Windows 2000 Cannot Detect Large SATA Drive

This is actually a very old issue, but I was not aware of it until today. I recently bought a new PC with an Intel motherboard fitted with a Core i5 650 processor, 2GB RAM and a 250GB SATA drive. I'm going to use this box as a VMWare server running multiple virtual machines.

I initially wanted to run VMWare ESXi on this box. Much to my dismay, ESXi works only with very selected motherboards/chipsets/drivers and won't correctly work with the onboard Gig-E network adapter. Installing an external PCI network card also does not work. It seems that ESXi can only work with built-in network adapters of specific mobos (mostly branded ones from Dell, IBM, HP and the like).
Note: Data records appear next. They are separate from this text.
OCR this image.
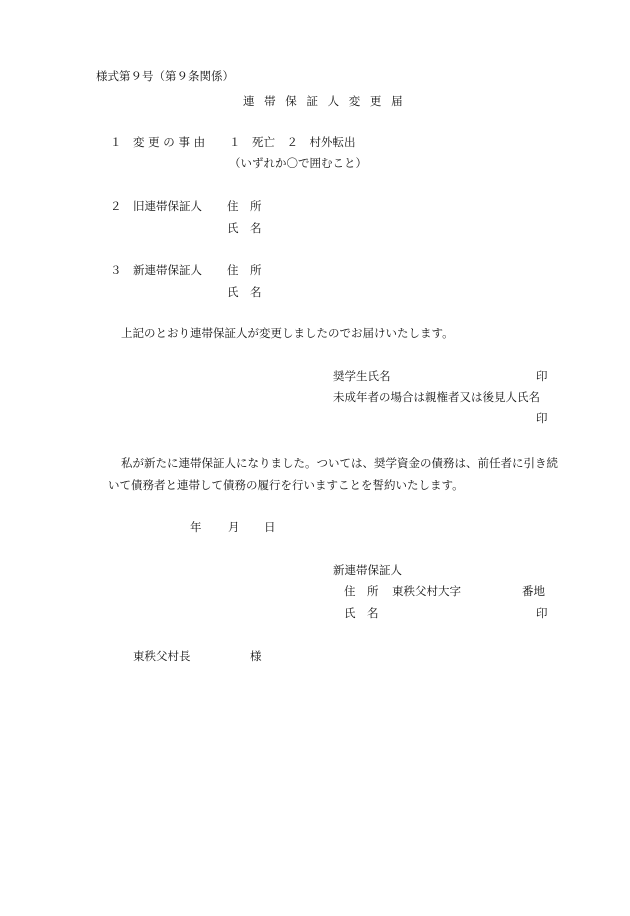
様式第９号（第９条関係）
連 帯 保 証 人 変 更 届
１　変 更 の 事 由 １　死亡　２　村外転出
（いずれか〇で囲むこと）
２　旧連帯保証人 住　所
氏　名
３　新連帯保証人 住　所
氏　名
上記のとおり連帯保証人が変更しましたのでお届けいたします。
奨学生氏名	印
未成年者の場合は親権者又は後見人氏名
印
私が新たに連帯保証人になりました。ついては、奨学資金の債務は、前任者に引き続
いて債務者と連帯して債務の履行を行いますことを誓約いたします。
年 月 日
新連帯保証人
住　所 東秩父村大字	番地
氏　名	印
東秩父村長	様
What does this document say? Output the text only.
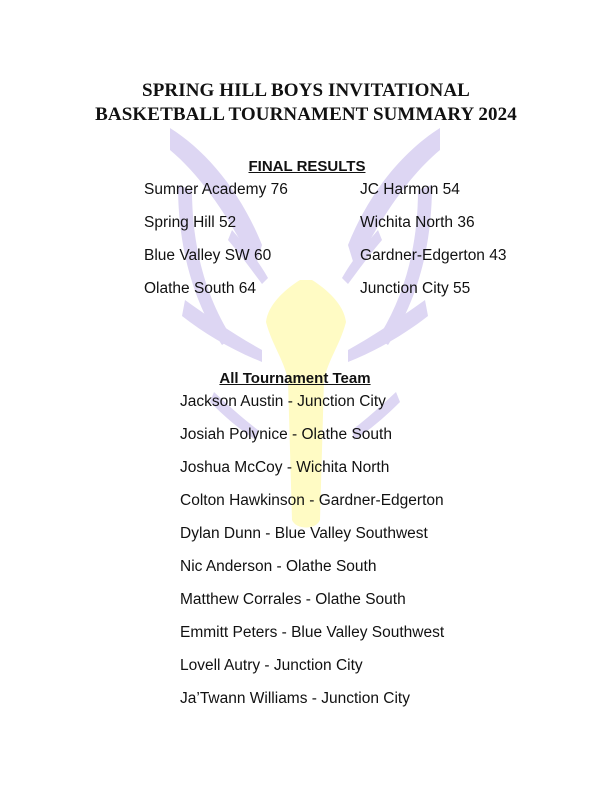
SPRING HILL BOYS INVITATIONAL
BASKETBALL TOURNAMENT SUMMARY 2024
FINAL RESULTS
Sumner Academy 76	JC Harmon 54
Spring Hill 52	Wichita North 36
Blue Valley SW 60	Gardner-Edgerton 43
Olathe South 64	Junction City 55
All Tournament Team
Jackson Austin - Junction City
Josiah Polynice - Olathe South
Joshua McCoy - Wichita North
Colton Hawkinson - Gardner-Edgerton
Dylan Dunn - Blue Valley Southwest
Nic Anderson - Olathe South
Matthew Corrales - Olathe South
Emmitt Peters - Blue Valley Southwest
Lovell Autry - Junction City
Ja’Twann Williams - Junction City
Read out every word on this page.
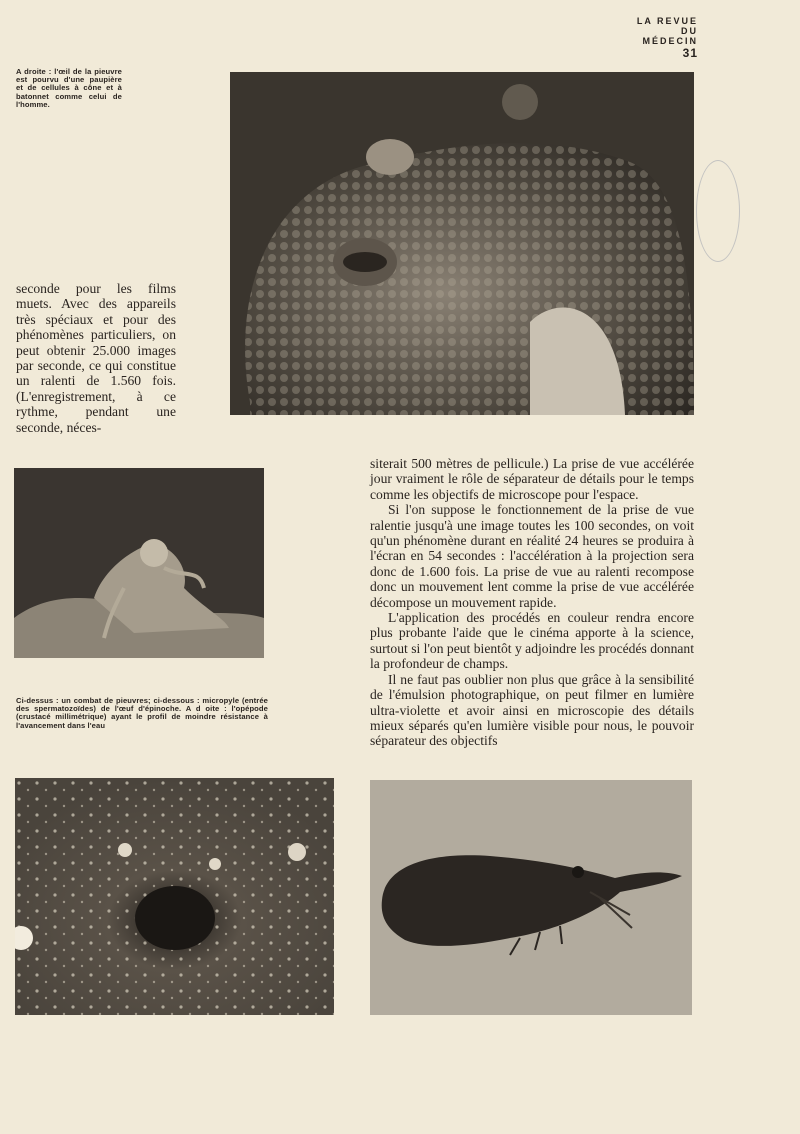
LA REVUE
DU
MÉDECIN
31
A droite : l'œil de la pieuvre est pourvu d'une paupière et de cellules à cône et à batonnet comme celui de l'homme.
seconde pour les films muets. Avec des appareils très spéciaux et pour des phénomènes particuliers, on peut obtenir 25.000 images par seconde, ce qui constitue un ralenti de 1.560 fois. (L'enregistrement, à ce rythme, pendant une seconde, néces-
Ci-dessus : un combat de pieuvres; ci-dessous : micropyle (entrée des spermatozoïdes) de l'œuf d'épinoche. A d oite : l'opépode (crustacé millimétrique) ayant le profil de moindre résistance à l'avancement dans l'eau

siterait 500 mètres de pellicule.) La prise de vue accélérée jour vraiment le rôle de séparateur de détails pour le temps comme les objectifs de microscope pour l'espace.

Si l'on suppose le fonctionnement de la prise de vue ralentie jusqu'à une image toutes les 100 secondes, on voit qu'un phénomène durant en réalité 24 heures se produira à l'écran en 54 secondes : l'accélération à la projection sera donc de 1.600 fois. La prise de vue au ralenti recompose donc un mouvement lent comme la prise de vue accélérée décompose un mouvement rapide.

L'application des procédés en couleur rendra encore plus probante l'aide que le cinéma apporte à la science, surtout si l'on peut bientôt y adjoindre les procédés donnant la profondeur de champs.

Il ne faut pas oublier non plus que grâce à la sensibilité de l'émulsion photographique, on peut filmer en lumière ultra-violette et avoir ainsi en microscopie des détails mieux séparés qu'en lumière visible pour nous, le pouvoir séparateur des objectifs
So it looks like I'm stuck to installing a Windows server OS and then use the VMWare Server. I tried the minimum server -- Windows 2000 Server. After installing Windows 2000, the installer only detected about 128 GB out of the total 250 GB SATA drive. Strange. I did some research and it seems that circa Windows 2000, ATAPI/IDE drives were only about that size because Logical Block Addressing (LBA) were only 28-bit.

To support large disks, one needs 48-bit LBA. I installed Win2k's Service Pack 4 and modified the registry key EnableBigLba as instructed in http://support.microsoft.com/kb/305098. After that, it saw the rest of my drive already! Yehey!

Anyway, this whole exercise was moot-and-academic as I decided to eventually install Windows Server 2003 Enterprise Edition as my host OS for VMWare Server.